Trigonometry is a branch of geometry that is fundamental to all graphics programming. It provides useful equations that enable you to figure out distances between points and how curves and circles can be described in Cartesian coordinates. Remember Cartesian coordinates are points described by x and y values. Trigonmetry also enables you to do things like move shapes in circular motion or oscillate values smoothly back and forth between two extremes.

The right angled triangle is one of the most important parts of trigonometry and Pythagoras was a guy who got pretty famous for figuring out a theorem that relates the length of each of its sides. Pythagora figured out that in every right hand triangle, if you square each of the two shortest sides, their sum equals the square of the longest side.

Right angled triangles are special also because each of their angles has a specific relationship to the ratio between the length of two of their sides. This is what sine, cosine and tangent functions describe. Sin cos and tan are known as trigonometric functions and they give us the relationship between the ratio of two of the triangle’s sides and one of the angles of the triangle. You may recall the acronym: SOH-CAH-TOA that helps you remember how sinθ, cosθ and tanθ relate to the ratio of which of the triangle’s sides.

This is all pretty great, because is means that with just a couple of pieces of information about a right angled triangle, like knowing two of its side lengths or maybe knowing one of its angle and a side length, you can use Pythagora’s theorem in combination with the sin, cos and tan equations to figure out everything else.

These triangles are also helpful as they help us to map and understand the x and y coordinates of points along curves and circles. Notice how in the drawing below you can see how any point on a circle will have a relationship to a right angled triangle. This relationship means that a point on a circle can be understood in two ways. Firstly, as we have seen a point can be described by Cartesian coordinates which are of course, by x and y co-ordinates, but it can also be described using polar coordinates. Polar coodinates are an angle and a distance from the origin (the radius of the circle).

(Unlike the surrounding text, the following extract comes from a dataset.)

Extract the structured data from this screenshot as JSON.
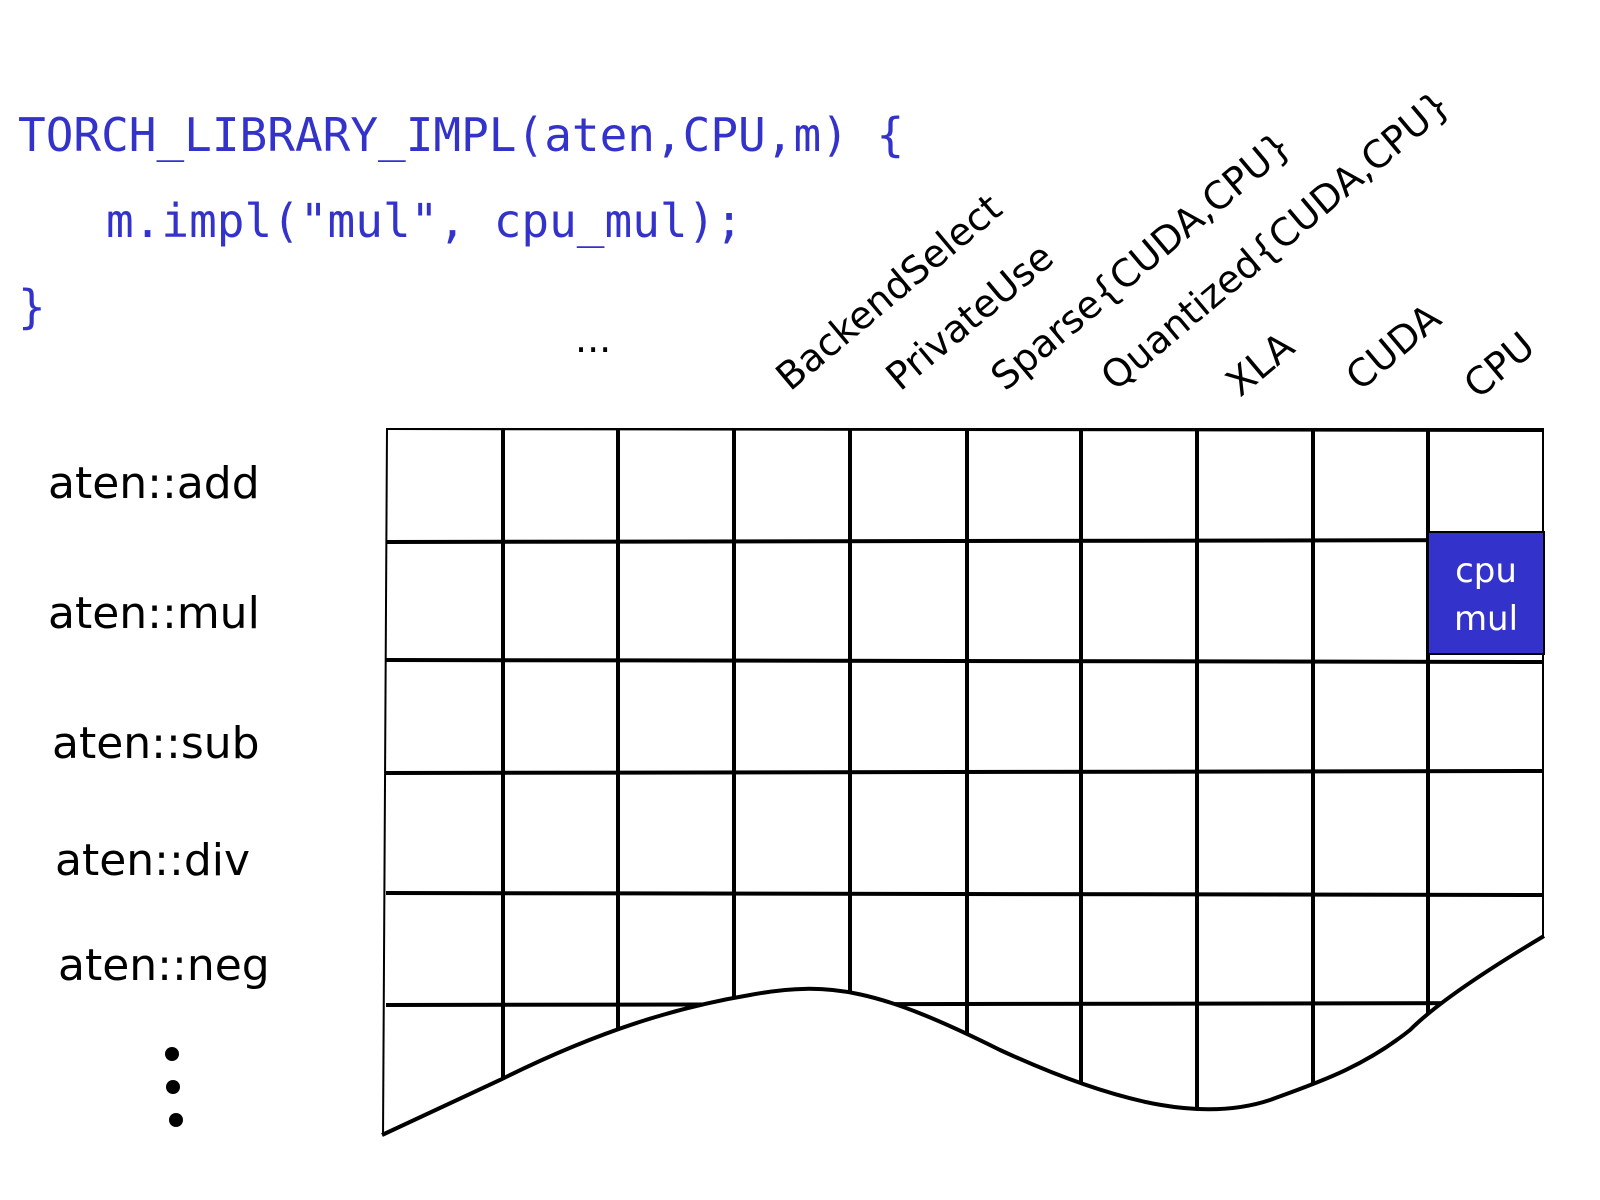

Polar coordinates describe a point using an angle and a distance from the origin. This is useful when you are coding something like an analog clock. When drawing a clock, you would need to place each hand at a particular angle, for example, 3pm is at zero degrees and midday is at 90 degrees. Each hand would be coded as a line drawn onto a screen, that connects two points. So these hand would connect the origin to the x,y coordinates that is at the position of the time. Putting anything on a screen always requires you to describe it in terms of x and y.

So how do we convert between polar coordinates and x-y coordinates?

The relationship between polar coordinates and x,y coordinates can be calculated using a unit circle. This is a circle that has a radius of 1 unit which is useful because it means the hypotenuse in your right angled triange is always 1.